The sale of BPCL will fetch about Rs 60,000 crore government, the market experts estimate. "But the other disinvestments may not be able to attract high prices," an expert said. Another mode of fund-raise that the government considers are monetisation of assets such as power transmission lines, real estate around big railway stations, golf courses and stadiums and 10,000-km road. The Finance Minister proposed to monetise at least twelve lots of highway bundles of over 6,000 km before 2024.
However, the industry leaders are not optimistic about the disinvestment and asset sale plan of the government as fetching the right price could be difficult in the current turbulent market. The sources say that the government may rope in cash-rich PSUs to buy the assets as it had asked ONGC to buy the government's stake in HPCL to achieve the disinvestment target in 2017/18.
The government fears a deficit of nearly Rs 40,000 crore in the GST collections as compared to what it had budgeted for 2019/20. The centre had reportedly informed the GST Council about the likely shortfall, which may put stress on states' compensation. With tax revenue growth remaining tepid, the divestment and non-core asset monetisation may remain inadequate to contain fiscal deficit at 3.3 per cent of gross domestic product (GDP) in 2019/20.

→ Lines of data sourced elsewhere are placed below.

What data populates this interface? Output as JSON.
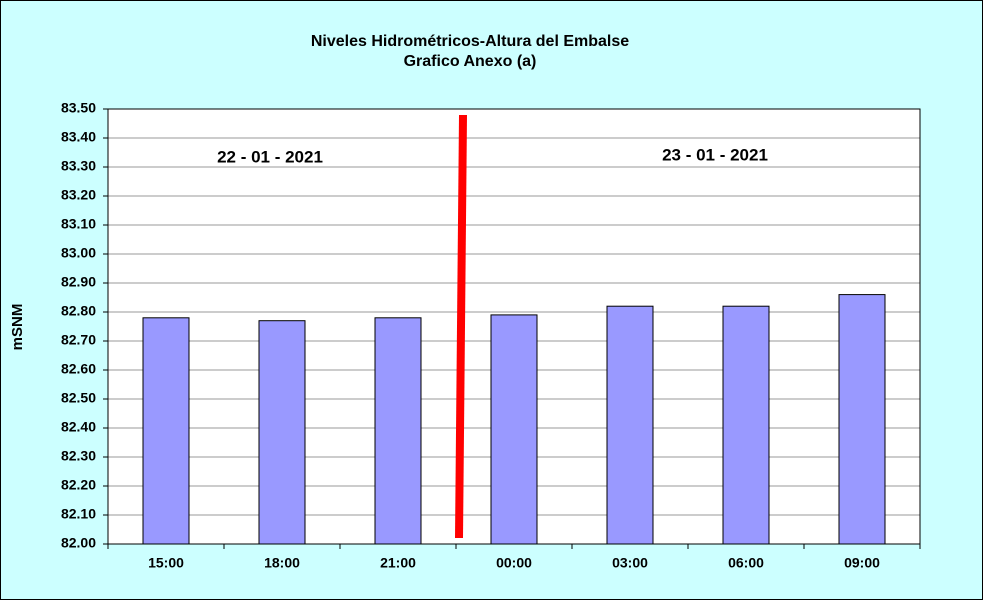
{
  "chart_data": {
    "type": "bar",
    "title": "Niveles Hidrométricos-Altura del Embalse",
    "subtitle": "Grafico Anexo (a)",
    "ylabel": "mSNM",
    "annotations": [
      "22 - 01 - 2021",
      "23 - 01 - 2021"
    ],
    "categories": [
      "15:00",
      "18:00",
      "21:00",
      "00:00",
      "03:00",
      "06:00",
      "09:00"
    ],
    "values": [
      82.78,
      82.77,
      82.78,
      82.79,
      82.82,
      82.82,
      82.86
    ],
    "color": "#9999ff",
    "ylim": [
      82,
      83.5
    ],
    "yticks": [
      {
        "value": 82,
        "label": "82.00"
      },
      {
        "value": 82.1,
        "label": "82.10"
      },
      {
        "value": 82.2,
        "label": "82.20"
      },
      {
        "value": 82.3,
        "label": "82.30"
      },
      {
        "value": 82.4,
        "label": "82.40"
      },
      {
        "value": 82.5,
        "label": "82.50"
      },
      {
        "value": 82.6,
        "label": "82.60"
      },
      {
        "value": 82.7,
        "label": "82.70"
      },
      {
        "value": 82.8,
        "label": "82.80"
      },
      {
        "value": 82.9,
        "label": "82.90"
      },
      {
        "value": 83,
        "label": "83.00"
      },
      {
        "value": 83.1,
        "label": "83.10"
      },
      {
        "value": 83.2,
        "label": "83.20"
      },
      {
        "value": 83.3,
        "label": "83.30"
      },
      {
        "value": 83.4,
        "label": "83.40"
      },
      {
        "value": 83.5,
        "label": "83.50"
      }
    ],
    "grid": true
  }
}
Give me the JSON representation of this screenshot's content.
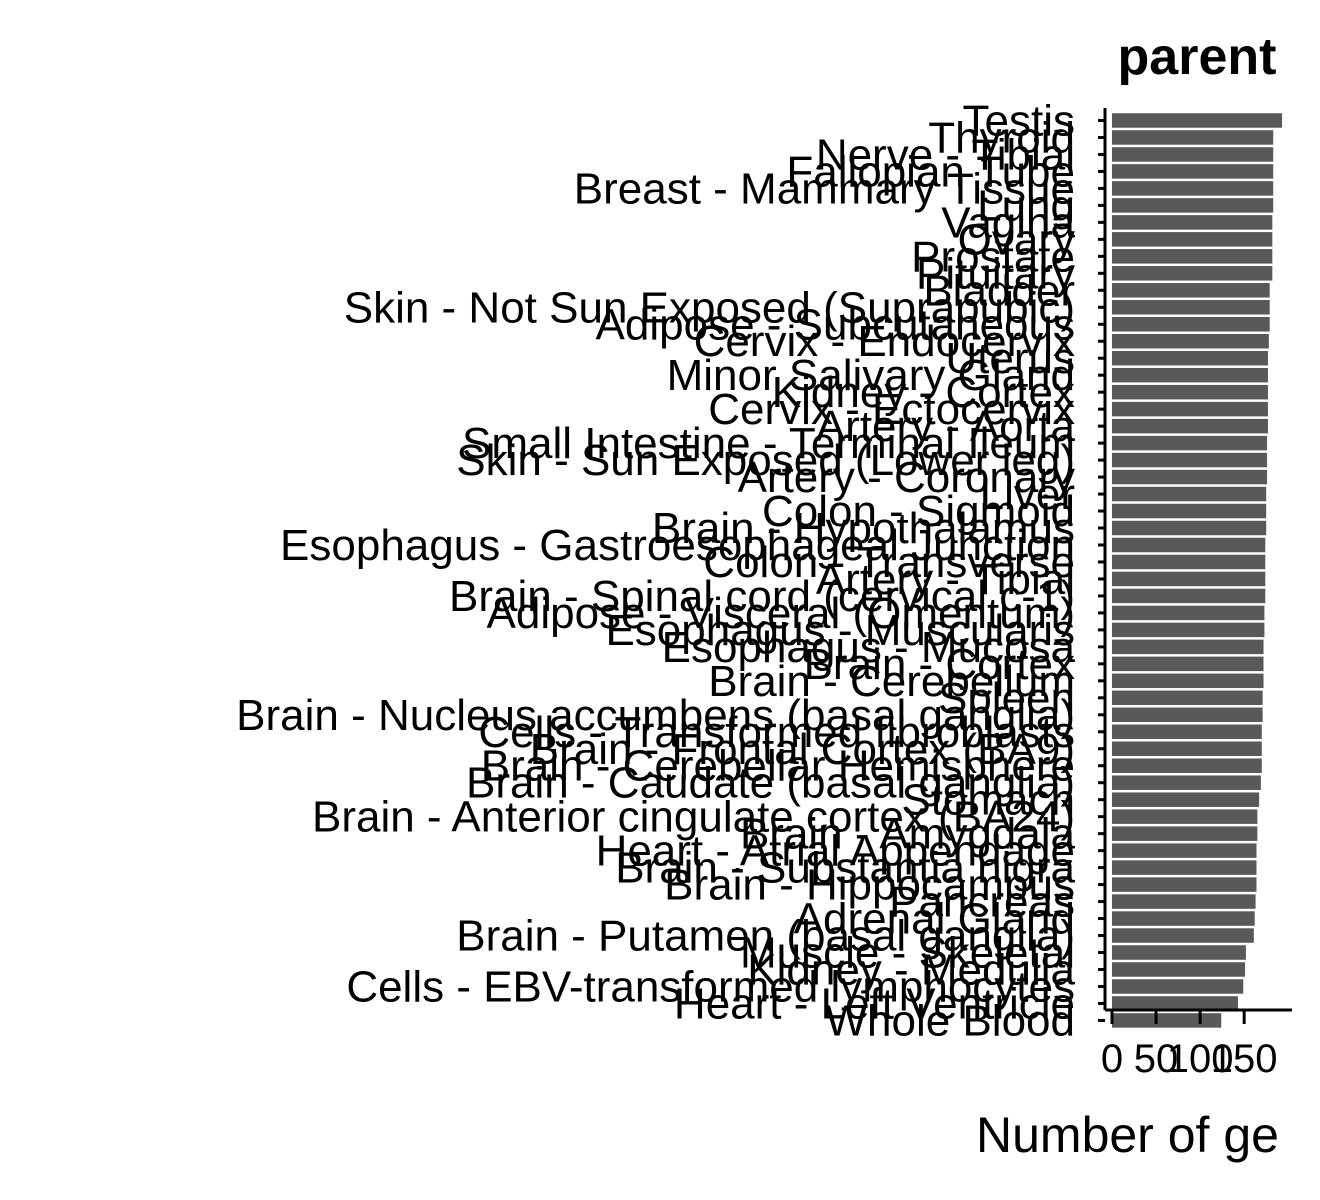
{
  "chart_data": {
    "type": "bar",
    "orientation": "horizontal",
    "facet_title": "parent",
    "xlabel": "Number of ge",
    "ylabel": "",
    "xlim": [
      0,
      200
    ],
    "x_ticks": [
      0,
      50,
      100,
      150
    ],
    "x_tick_labels": [
      "0",
      "50",
      "100",
      "150"
    ],
    "grid": false,
    "bar_color": "#595959",
    "categories": [
      "Testis",
      "Thyroid",
      "Nerve - Tibial",
      "Fallopian Tube",
      "Breast - Mammary Tissue",
      "Lung",
      "Vagina",
      "Ovary",
      "Prostate",
      "Pituitary",
      "Bladder",
      "Skin - Not Sun Exposed (Suprapubic)",
      "Adipose - Subcutaneous",
      "Cervix - Endocervix",
      "Uterus",
      "Minor Salivary Gland",
      "Kidney - Cortex",
      "Cervix - Ectocervix",
      "Artery - Aorta",
      "Small Intestine - Terminal Ileum",
      "Skin - Sun Exposed (Lower leg)",
      "Artery - Coronary",
      "Liver",
      "Colon - Sigmoid",
      "Brain - Hypothalamus",
      "Esophagus - Gastroesophageal Junction",
      "Colon - Transverse",
      "Artery - Tibial",
      "Brain - Spinal cord (cervical c-1)",
      "Adipose - Visceral (Omentum)",
      "Esophagus - Muscularis",
      "Esophagus - Mucosa",
      "Brain - Cortex",
      "Brain - Cerebellum",
      "Spleen",
      "Brain - Nucleus accumbens (basal ganglia)",
      "Cells - Transformed fibroblasts",
      "Brain - Frontal Cortex (BA9)",
      "Brain - Cerebellar Hemisphere",
      "Brain - Caudate (basal ganglia)",
      "Stomach",
      "Brain - Anterior cingulate cortex (BA24)",
      "Brain - Amygdala",
      "Heart - Atrial Appendage",
      "Brain - Substantia nigra",
      "Brain - Hippocampus",
      "Pancreas",
      "Adrenal Gland",
      "Brain - Putamen (basal ganglia)",
      "Muscle - Skeletal",
      "Kidney - Medulla",
      "Cells - EBV-transformed lymphocytes",
      "Heart - Left Ventricle",
      "Whole Blood"
    ],
    "values": [
      193,
      183,
      183,
      183,
      183,
      183,
      182,
      182,
      182,
      182,
      179,
      179,
      179,
      178,
      177,
      177,
      177,
      177,
      177,
      176,
      176,
      176,
      175,
      175,
      175,
      174,
      174,
      174,
      174,
      173,
      173,
      172,
      172,
      172,
      171,
      171,
      170,
      170,
      170,
      169,
      167,
      165,
      165,
      164,
      164,
      164,
      163,
      162,
      161,
      152,
      151,
      149,
      143,
      124
    ]
  }
}
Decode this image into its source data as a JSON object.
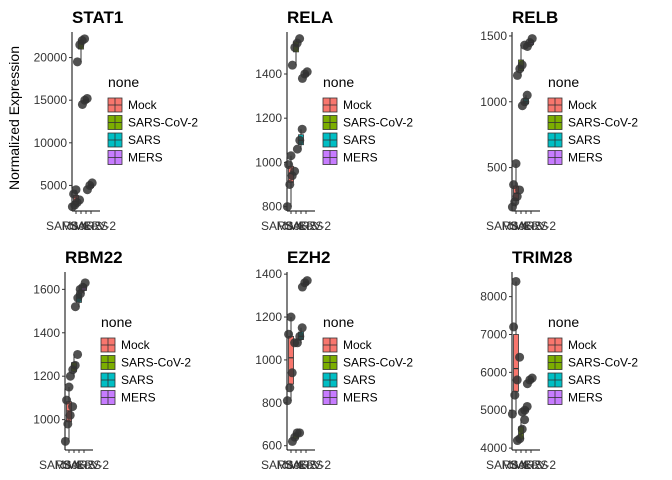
{
  "y_axis_title": "Normalized Expression",
  "legend": {
    "title": "none",
    "groups": [
      "Mock",
      "SARS-CoV-2",
      "SARS",
      "MERS"
    ]
  },
  "colors": {
    "Mock": "#f8766d",
    "SARS-CoV-2": "#7cae00",
    "SARS": "#00bfc4",
    "MERS": "#c77cff",
    "points": "#333333"
  },
  "chart_data": [
    {
      "type": "box",
      "title": "STAT1",
      "ylim": [
        2000,
        23000
      ],
      "yticks": [
        5000,
        10000,
        15000,
        20000
      ],
      "categories": [
        "Mock",
        "SARS-CoV-2",
        "SARS",
        "MERS"
      ],
      "series": [
        {
          "name": "Mock",
          "values": [
            2500,
            2700,
            3000,
            3300,
            4000,
            4500
          ]
        },
        {
          "name": "SARS-CoV-2",
          "values": [
            19500,
            21500,
            22000,
            22200
          ]
        },
        {
          "name": "SARS",
          "values": [
            14500,
            15000,
            15200
          ]
        },
        {
          "name": "MERS",
          "values": [
            4500,
            5000,
            5300
          ]
        }
      ]
    },
    {
      "type": "box",
      "title": "RELA",
      "ylim": [
        780,
        1590
      ],
      "yticks": [
        800,
        1000,
        1200,
        1400
      ],
      "categories": [
        "Mock",
        "SARS-CoV-2",
        "SARS",
        "MERS"
      ],
      "series": [
        {
          "name": "Mock",
          "values": [
            800,
            900,
            940,
            960,
            990,
            1030
          ]
        },
        {
          "name": "SARS-CoV-2",
          "values": [
            1440,
            1520,
            1540,
            1560
          ]
        },
        {
          "name": "SARS",
          "values": [
            1060,
            1100,
            1150
          ]
        },
        {
          "name": "MERS",
          "values": [
            1380,
            1400,
            1410
          ]
        }
      ]
    },
    {
      "type": "box",
      "title": "RELB",
      "ylim": [
        170,
        1530
      ],
      "yticks": [
        500,
        1000,
        1500
      ],
      "categories": [
        "Mock",
        "SARS-CoV-2",
        "SARS",
        "MERS"
      ],
      "series": [
        {
          "name": "Mock",
          "values": [
            200,
            240,
            280,
            330,
            370,
            530
          ]
        },
        {
          "name": "SARS-CoV-2",
          "values": [
            1200,
            1250,
            1280,
            1430
          ]
        },
        {
          "name": "SARS",
          "values": [
            970,
            1000,
            1050
          ]
        },
        {
          "name": "MERS",
          "values": [
            1420,
            1450,
            1480
          ]
        }
      ]
    },
    {
      "type": "box",
      "title": "RBM22",
      "ylim": [
        860,
        1680
      ],
      "yticks": [
        1000,
        1200,
        1400,
        1600
      ],
      "categories": [
        "Mock",
        "SARS-CoV-2",
        "SARS",
        "MERS"
      ],
      "series": [
        {
          "name": "Mock",
          "values": [
            900,
            980,
            1020,
            1060,
            1090,
            1150
          ]
        },
        {
          "name": "SARS-CoV-2",
          "values": [
            1200,
            1230,
            1250,
            1300
          ]
        },
        {
          "name": "SARS",
          "values": [
            1520,
            1560,
            1600
          ]
        },
        {
          "name": "MERS",
          "values": [
            1580,
            1610,
            1630
          ]
        }
      ]
    },
    {
      "type": "box",
      "title": "EZH2",
      "ylim": [
        580,
        1410
      ],
      "yticks": [
        600,
        800,
        1000,
        1200,
        1400
      ],
      "categories": [
        "Mock",
        "SARS-CoV-2",
        "SARS",
        "MERS"
      ],
      "series": [
        {
          "name": "Mock",
          "values": [
            810,
            870,
            940,
            1080,
            1120,
            1200
          ]
        },
        {
          "name": "SARS-CoV-2",
          "values": [
            620,
            640,
            660,
            660
          ]
        },
        {
          "name": "SARS",
          "values": [
            1080,
            1110,
            1150
          ]
        },
        {
          "name": "MERS",
          "values": [
            1340,
            1360,
            1370
          ]
        }
      ]
    },
    {
      "type": "box",
      "title": "TRIM28",
      "ylim": [
        3950,
        8650
      ],
      "yticks": [
        4000,
        5000,
        6000,
        7000,
        8000
      ],
      "categories": [
        "Mock",
        "SARS-CoV-2",
        "SARS",
        "MERS"
      ],
      "series": [
        {
          "name": "Mock",
          "values": [
            4900,
            5400,
            5800,
            6400,
            7200,
            8400
          ]
        },
        {
          "name": "SARS-CoV-2",
          "values": [
            4200,
            4250,
            4500,
            4750
          ]
        },
        {
          "name": "SARS",
          "values": [
            4950,
            5000,
            5100
          ]
        },
        {
          "name": "MERS",
          "values": [
            5700,
            5800,
            5850
          ]
        }
      ]
    }
  ]
}
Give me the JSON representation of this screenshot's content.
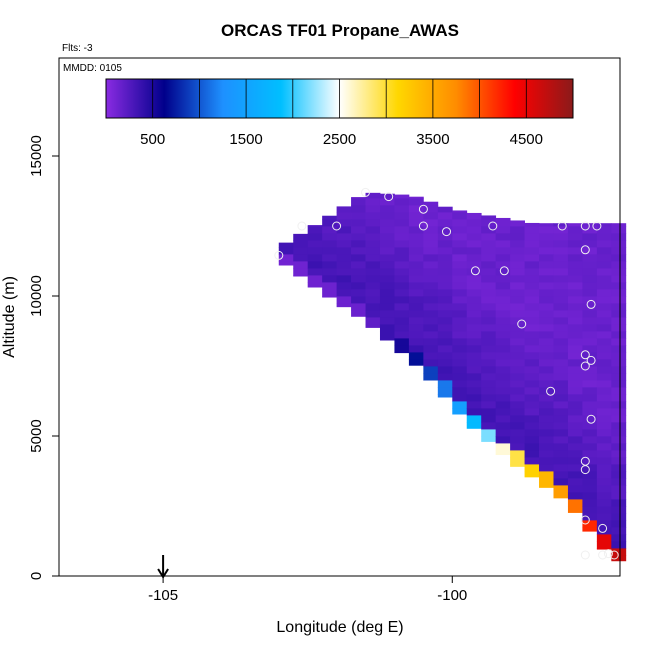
{
  "chart_data": {
    "type": "heatmap",
    "title": "ORCAS TF01 Propane_AWAS",
    "flts_label": "Flts: -3",
    "mmdd_label": "MMDD: 0105",
    "xlabel": "Longitude (deg E)",
    "ylabel": "Altitude (m)",
    "xlim": [
      -106.8,
      -97.1
    ],
    "ylim": [
      0,
      18500
    ],
    "xticks": [
      -105,
      -100
    ],
    "xtick_labels": [
      "-105",
      "-100"
    ],
    "yticks": [
      0,
      5000,
      10000,
      15000
    ],
    "ytick_labels": [
      "0",
      "5000",
      "10000",
      "15000"
    ],
    "colorbar": {
      "min": 0,
      "max": 5000,
      "ticks": [
        500,
        1500,
        2500,
        3500,
        4500
      ],
      "tick_labels": [
        "500",
        "1500",
        "2500",
        "3500",
        "4500"
      ],
      "stops": [
        "#8a2be2",
        "#00008b",
        "#1e90ff",
        "#00bfff",
        "#ffffff",
        "#ffd700",
        "#ff8c00",
        "#ff0000",
        "#8b1a1a"
      ]
    },
    "field": {
      "lon_step": 0.25,
      "alt_step": 250,
      "top_edge": [
        [
          -103.0,
          11750
        ],
        [
          -102.4,
          12500
        ],
        [
          -101.5,
          13700
        ],
        [
          -100.7,
          13600
        ],
        [
          -100.0,
          13100
        ],
        [
          -98.6,
          12600
        ],
        [
          -97.1,
          12600
        ]
      ],
      "bottom_edge": [
        [
          -103.0,
          11300
        ],
        [
          -102.3,
          10200
        ],
        [
          -101.5,
          9100
        ],
        [
          -100.5,
          7300
        ],
        [
          -99.8,
          5600
        ],
        [
          -99.0,
          4100
        ],
        [
          -98.0,
          2600
        ],
        [
          -97.4,
          1000
        ],
        [
          -97.1,
          500
        ]
      ],
      "background_value": 350,
      "interior_value": 150,
      "edge_band": [
        [
          12000,
          100
        ],
        [
          9000,
          150
        ],
        [
          7500,
          700
        ],
        [
          6000,
          1300
        ],
        [
          5000,
          2000
        ],
        [
          4000,
          2900
        ],
        [
          3000,
          3500
        ],
        [
          2000,
          4000
        ],
        [
          1000,
          4500
        ],
        [
          500,
          4700
        ]
      ]
    },
    "flight_track": [
      [
        -101.5,
        13700
      ],
      [
        -101.1,
        13550
      ],
      [
        -100.5,
        13100
      ],
      [
        -100.5,
        12500
      ],
      [
        -100.1,
        12300
      ],
      [
        -99.3,
        12500
      ],
      [
        -98.1,
        12500
      ],
      [
        -97.7,
        12500
      ],
      [
        -97.5,
        12500
      ],
      [
        -102.0,
        12500
      ],
      [
        -102.6,
        12500
      ],
      [
        -103.0,
        11450
      ],
      [
        -97.7,
        11650
      ],
      [
        -99.6,
        10900
      ],
      [
        -99.1,
        10900
      ],
      [
        -97.6,
        9700
      ],
      [
        -98.8,
        9000
      ],
      [
        -97.7,
        7900
      ],
      [
        -97.6,
        7700
      ],
      [
        -97.7,
        7500
      ],
      [
        -98.3,
        6600
      ],
      [
        -97.6,
        5600
      ],
      [
        -97.7,
        4100
      ],
      [
        -97.7,
        3800
      ],
      [
        -97.7,
        2000
      ],
      [
        -97.4,
        1700
      ],
      [
        -97.7,
        750
      ],
      [
        -97.4,
        750
      ],
      [
        -97.2,
        750
      ],
      [
        -97.3,
        800
      ]
    ],
    "marker": {
      "lon": -105
    }
  }
}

The government has already laid out a plan for the strategic sale of loss-making companies such as Scooters India, Bharat Pumps & Compressors, Project & Development India, Hindustan Prefab, Hindustan Newsprint, Bridge & Roof Co and Hindustan Fluorocarbons. But, they are difficult to attract investors. The reports said that Niti Aayog had identified around 50 assets including NTPC's Badarpur plant, which is closed and has about 400 acres of land. The brownfield plants of SAIL and some of the assets of Cement Corporation of India and Bharat Earth Movers may be used as the non-core assets for the monetisation programme.